Mick hadn’t chosen any of the acceptable young men who had jobs. She was going to marry Bob, the only one of her suitors who didn’t have work – Bob, who could give her back just as much fight as she gave him. At first he had met with opposition from my family. He got around Mum with his good manners and respect for the elderly, two points by which Mum judged character. Dad was harder to get around; he had seen the effects of the Depression on men of good character.
‘No man on the dole is immune to its rot,’ he said. ‘It destroys them all, the good and the bad.’
Mum once said, ‘When it’s all over and there are jobs for everyone then no one will be any the worse off for having been on the dole.’
‘No man,’ Dad said, ‘who has ever been on the dole will ever again be the man he once was.’

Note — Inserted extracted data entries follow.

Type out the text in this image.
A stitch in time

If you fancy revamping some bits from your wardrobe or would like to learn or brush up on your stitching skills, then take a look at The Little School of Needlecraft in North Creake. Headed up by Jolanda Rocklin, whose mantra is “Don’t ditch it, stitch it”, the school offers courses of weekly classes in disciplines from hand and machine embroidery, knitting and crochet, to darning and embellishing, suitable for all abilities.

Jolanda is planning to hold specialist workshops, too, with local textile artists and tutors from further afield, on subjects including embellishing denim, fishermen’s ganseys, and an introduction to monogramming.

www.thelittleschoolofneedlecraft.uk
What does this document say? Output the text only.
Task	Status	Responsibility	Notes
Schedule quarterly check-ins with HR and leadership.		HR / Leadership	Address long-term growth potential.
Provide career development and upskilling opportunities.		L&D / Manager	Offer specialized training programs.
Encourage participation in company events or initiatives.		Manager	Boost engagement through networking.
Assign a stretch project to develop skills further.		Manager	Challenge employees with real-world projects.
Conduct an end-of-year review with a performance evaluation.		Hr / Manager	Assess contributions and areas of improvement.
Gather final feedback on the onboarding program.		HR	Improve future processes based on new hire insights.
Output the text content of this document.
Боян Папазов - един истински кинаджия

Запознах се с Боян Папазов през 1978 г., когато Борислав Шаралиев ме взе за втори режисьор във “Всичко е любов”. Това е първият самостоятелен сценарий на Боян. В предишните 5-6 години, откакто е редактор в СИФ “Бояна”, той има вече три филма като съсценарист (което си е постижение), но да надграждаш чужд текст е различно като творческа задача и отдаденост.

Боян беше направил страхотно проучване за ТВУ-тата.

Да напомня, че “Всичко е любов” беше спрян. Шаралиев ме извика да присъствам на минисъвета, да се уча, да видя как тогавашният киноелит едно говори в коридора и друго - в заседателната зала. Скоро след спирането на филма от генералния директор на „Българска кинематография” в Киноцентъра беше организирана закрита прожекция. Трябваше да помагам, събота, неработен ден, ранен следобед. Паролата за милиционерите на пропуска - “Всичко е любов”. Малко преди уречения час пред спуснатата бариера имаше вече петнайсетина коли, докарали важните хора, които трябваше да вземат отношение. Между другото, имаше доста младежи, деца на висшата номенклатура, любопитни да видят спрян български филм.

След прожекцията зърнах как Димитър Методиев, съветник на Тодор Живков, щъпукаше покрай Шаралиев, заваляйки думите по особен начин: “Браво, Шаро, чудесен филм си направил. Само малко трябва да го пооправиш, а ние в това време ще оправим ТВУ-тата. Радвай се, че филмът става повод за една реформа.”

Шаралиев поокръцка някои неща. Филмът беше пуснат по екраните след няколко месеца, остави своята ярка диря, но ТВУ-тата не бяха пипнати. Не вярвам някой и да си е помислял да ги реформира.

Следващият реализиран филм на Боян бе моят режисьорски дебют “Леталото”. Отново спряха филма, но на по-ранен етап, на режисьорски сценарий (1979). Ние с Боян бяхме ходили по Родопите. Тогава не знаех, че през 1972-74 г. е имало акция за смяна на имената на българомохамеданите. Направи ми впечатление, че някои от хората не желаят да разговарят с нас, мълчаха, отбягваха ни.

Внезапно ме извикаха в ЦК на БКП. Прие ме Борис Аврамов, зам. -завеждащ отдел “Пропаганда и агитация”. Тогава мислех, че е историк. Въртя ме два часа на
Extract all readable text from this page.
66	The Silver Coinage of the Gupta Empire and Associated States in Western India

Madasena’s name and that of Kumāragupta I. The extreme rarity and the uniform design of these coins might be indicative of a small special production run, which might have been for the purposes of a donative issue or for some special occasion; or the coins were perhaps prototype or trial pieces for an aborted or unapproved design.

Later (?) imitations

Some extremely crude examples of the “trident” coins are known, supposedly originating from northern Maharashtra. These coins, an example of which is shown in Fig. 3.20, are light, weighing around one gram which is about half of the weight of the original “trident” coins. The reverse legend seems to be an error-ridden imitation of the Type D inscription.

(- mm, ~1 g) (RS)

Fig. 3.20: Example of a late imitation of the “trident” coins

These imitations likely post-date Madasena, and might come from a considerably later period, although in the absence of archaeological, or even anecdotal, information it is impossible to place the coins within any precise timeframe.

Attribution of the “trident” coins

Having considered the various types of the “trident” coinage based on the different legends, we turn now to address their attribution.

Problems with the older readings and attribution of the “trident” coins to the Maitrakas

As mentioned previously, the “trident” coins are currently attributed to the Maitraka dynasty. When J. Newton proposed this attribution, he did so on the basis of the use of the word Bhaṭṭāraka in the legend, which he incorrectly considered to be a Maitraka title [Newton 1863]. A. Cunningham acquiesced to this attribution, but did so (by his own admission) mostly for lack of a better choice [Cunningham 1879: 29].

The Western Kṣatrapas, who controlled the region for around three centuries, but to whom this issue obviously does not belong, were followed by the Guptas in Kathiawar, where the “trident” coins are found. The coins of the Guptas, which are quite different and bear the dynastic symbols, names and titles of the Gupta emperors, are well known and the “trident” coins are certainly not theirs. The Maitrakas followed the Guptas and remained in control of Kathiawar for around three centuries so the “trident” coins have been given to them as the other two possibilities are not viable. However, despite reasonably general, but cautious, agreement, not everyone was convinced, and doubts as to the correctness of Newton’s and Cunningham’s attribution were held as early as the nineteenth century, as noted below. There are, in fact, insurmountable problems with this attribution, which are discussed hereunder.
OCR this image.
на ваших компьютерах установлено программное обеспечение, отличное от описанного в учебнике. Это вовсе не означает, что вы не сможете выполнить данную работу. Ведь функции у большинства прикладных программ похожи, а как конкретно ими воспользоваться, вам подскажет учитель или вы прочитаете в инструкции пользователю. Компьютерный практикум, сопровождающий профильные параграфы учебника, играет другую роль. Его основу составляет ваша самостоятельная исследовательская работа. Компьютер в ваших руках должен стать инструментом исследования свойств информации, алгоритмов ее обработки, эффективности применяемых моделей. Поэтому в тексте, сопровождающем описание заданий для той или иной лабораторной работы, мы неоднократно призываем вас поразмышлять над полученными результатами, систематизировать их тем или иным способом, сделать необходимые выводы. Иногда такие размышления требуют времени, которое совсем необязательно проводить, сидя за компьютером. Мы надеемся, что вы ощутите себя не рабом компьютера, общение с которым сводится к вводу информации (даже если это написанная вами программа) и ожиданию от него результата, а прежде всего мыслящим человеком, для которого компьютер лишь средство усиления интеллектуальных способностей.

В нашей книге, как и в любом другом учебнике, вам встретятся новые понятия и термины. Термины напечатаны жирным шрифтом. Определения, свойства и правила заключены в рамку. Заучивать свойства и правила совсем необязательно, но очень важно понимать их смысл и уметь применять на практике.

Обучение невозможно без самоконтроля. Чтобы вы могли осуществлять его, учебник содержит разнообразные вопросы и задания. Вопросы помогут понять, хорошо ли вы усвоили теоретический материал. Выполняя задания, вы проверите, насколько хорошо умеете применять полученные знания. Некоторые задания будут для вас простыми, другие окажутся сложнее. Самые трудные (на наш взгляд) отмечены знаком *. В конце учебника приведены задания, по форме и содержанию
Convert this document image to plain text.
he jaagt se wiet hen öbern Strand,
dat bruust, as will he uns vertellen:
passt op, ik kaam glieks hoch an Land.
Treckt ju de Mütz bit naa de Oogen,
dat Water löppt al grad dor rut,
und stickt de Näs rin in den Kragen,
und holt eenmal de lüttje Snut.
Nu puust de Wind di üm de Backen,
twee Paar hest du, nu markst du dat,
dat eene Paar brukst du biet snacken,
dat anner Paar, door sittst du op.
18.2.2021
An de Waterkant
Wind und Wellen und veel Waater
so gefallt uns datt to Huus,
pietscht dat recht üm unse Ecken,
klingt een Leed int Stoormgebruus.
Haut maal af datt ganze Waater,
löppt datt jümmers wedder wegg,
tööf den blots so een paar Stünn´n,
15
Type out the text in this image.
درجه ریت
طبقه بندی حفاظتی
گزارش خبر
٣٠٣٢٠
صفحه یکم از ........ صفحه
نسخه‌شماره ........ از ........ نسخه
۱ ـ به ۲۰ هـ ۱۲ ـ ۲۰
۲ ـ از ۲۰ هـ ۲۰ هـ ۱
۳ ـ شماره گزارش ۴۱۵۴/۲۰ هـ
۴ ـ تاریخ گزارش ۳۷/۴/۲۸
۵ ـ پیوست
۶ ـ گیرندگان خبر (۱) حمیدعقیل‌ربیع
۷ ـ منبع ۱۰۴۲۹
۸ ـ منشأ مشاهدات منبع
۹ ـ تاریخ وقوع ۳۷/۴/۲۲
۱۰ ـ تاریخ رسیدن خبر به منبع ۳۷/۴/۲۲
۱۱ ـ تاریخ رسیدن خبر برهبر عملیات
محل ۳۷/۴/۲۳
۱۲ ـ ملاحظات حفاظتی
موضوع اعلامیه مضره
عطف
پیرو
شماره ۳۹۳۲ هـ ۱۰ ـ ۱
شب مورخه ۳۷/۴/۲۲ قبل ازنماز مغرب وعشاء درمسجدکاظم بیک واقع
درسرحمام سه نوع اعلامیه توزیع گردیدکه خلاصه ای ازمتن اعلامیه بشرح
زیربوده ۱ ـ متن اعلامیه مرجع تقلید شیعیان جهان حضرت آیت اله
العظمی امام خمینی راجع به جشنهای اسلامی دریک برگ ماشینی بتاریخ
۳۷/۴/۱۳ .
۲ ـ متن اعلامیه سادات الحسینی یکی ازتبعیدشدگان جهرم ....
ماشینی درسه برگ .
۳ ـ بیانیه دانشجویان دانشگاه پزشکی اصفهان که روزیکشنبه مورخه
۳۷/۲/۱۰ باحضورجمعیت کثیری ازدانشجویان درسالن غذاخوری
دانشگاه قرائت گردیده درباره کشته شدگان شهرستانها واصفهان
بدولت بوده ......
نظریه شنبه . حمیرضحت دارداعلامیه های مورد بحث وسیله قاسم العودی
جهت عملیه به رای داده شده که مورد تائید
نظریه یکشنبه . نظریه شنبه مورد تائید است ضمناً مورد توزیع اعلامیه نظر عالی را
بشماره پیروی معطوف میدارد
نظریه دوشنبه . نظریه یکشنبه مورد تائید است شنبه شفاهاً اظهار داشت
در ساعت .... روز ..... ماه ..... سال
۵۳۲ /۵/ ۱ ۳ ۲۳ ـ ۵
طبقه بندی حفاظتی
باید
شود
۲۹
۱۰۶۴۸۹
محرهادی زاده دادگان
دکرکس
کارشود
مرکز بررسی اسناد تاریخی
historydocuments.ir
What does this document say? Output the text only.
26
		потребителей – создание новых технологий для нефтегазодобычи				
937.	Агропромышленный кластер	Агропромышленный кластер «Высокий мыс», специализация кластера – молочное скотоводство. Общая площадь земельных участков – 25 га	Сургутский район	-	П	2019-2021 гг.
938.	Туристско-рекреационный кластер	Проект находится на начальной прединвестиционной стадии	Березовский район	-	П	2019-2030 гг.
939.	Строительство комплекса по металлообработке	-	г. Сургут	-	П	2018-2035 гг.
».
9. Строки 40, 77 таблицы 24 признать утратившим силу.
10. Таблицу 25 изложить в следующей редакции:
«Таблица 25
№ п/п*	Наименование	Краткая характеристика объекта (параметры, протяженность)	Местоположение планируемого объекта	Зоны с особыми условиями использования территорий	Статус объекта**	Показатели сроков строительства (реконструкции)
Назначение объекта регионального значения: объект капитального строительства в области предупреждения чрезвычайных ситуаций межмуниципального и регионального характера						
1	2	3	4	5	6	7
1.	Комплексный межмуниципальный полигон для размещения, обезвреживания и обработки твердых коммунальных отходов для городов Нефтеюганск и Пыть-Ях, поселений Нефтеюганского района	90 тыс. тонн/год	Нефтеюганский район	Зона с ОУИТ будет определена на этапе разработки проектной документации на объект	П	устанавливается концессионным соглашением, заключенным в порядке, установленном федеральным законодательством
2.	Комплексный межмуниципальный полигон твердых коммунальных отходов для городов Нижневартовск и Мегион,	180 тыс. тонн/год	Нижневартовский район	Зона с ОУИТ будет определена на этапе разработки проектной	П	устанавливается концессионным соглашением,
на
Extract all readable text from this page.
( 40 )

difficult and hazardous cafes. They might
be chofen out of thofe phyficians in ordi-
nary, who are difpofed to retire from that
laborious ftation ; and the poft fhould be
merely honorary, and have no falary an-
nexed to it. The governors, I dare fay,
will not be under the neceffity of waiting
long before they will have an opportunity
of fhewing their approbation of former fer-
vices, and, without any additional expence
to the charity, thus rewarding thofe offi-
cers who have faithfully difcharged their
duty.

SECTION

‘There’s not enough work to keep a man alive,’ Dad told Bob when he spoke for Mick. ‘How do you expect to keep a wife as well?’
Bob quickly answered that on all jobs preference was given to married men.
‘Have you got anything in kitty?’
‘Nothing,’ said Bob. ‘But give me the green light and I’ll change that.’
He had always got odd jobs because he was willing and strong. A day here, a day there, doing anything and everything, but the money he made would never add up to much. Shortly after this conversation with Dad, Bob had two days’ work offered him on a saw bench in the railway yard near us cutting up condemned red-gum sleepers for firewood. From our end of the yard we could hear the big circular saw screaming all day. On the second day, just before knock-off time, the screaming stopped suddenly and in its place came a great booming like the tolling of a resonant bell. We ran outside and there was the sawmiller striking hell out of the big saw with an iron bolt to attract attention. Sitting in the sawdust at his feet was Bob, his hand held high in the air and blood streaming down his arm. His little finger was gone except for a few pieces of skin holding it to his hand, and they cut those off and drove him to Numurkah to the doctor.